Cabe ao Congresso a responsabilidade principal por restabelecer a correta independência e harmonia entre os Poderes. Esta convicção precisa nortear a atuação de deputados e senadores ao longo dos próximos quatro anos: não é um Presidente da República nem um Juiz quem decide o que é democracia e quais são as liberdades fundamentais no Brasil. Foi por meio do Parlamento que tais valores foram inscritos na Constituição da forma como o foram, e é principalmente ao Congresso que cabe recuperar a democracia, as liberdades e o Estado de Direito no país.

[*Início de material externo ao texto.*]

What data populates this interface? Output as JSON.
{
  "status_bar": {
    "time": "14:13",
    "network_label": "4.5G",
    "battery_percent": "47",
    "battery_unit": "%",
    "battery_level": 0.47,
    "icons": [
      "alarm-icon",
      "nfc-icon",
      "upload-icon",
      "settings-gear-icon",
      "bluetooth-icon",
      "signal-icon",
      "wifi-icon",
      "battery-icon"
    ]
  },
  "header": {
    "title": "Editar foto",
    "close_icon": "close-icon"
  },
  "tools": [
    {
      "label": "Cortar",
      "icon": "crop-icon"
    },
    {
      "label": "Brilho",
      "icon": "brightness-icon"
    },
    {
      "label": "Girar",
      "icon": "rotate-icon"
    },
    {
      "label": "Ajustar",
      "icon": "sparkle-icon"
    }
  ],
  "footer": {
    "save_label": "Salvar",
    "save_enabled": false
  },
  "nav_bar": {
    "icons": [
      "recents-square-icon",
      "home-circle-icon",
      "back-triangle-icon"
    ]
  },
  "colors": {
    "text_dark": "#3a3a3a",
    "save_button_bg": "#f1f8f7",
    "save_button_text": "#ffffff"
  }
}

É pela disseminação desta consciência coletiva dentre meus colegas parlamentares que atuarei ao longo do mandato que se inicia hoje. Nada é mais importante e prioritário para o Brasil do que o reerguimento do seu Parlamento como protagonista da democracia. As decisões que deputados e senadores vierem a tomar ao longo dos próximos dias e meses gerarão as consequências sentidas na sociedade nos próximos anos e décadas.

Que tais decisões sejam, nesse novo mandato, na direção de mais liberdade (inclusive de imprensa, expressão e opinião) e de fortalecimento da democracia e do Estado de Direito. Enquanto isso, que se sintam parabenizados aqueles que, como corajosa resistência, não se calam diante de desmandos, bem como aqueles que, mesmo diante de altos custos de toda sorte (pessoais, políticos ou empresariais), optam por seguir defendendo os princípios éticos que norteiam suas atividades - como é o caso da Gazeta do Povo -, em lugar de se degenerarem a ponto de se tornarem meros armazéns de secos e molhados.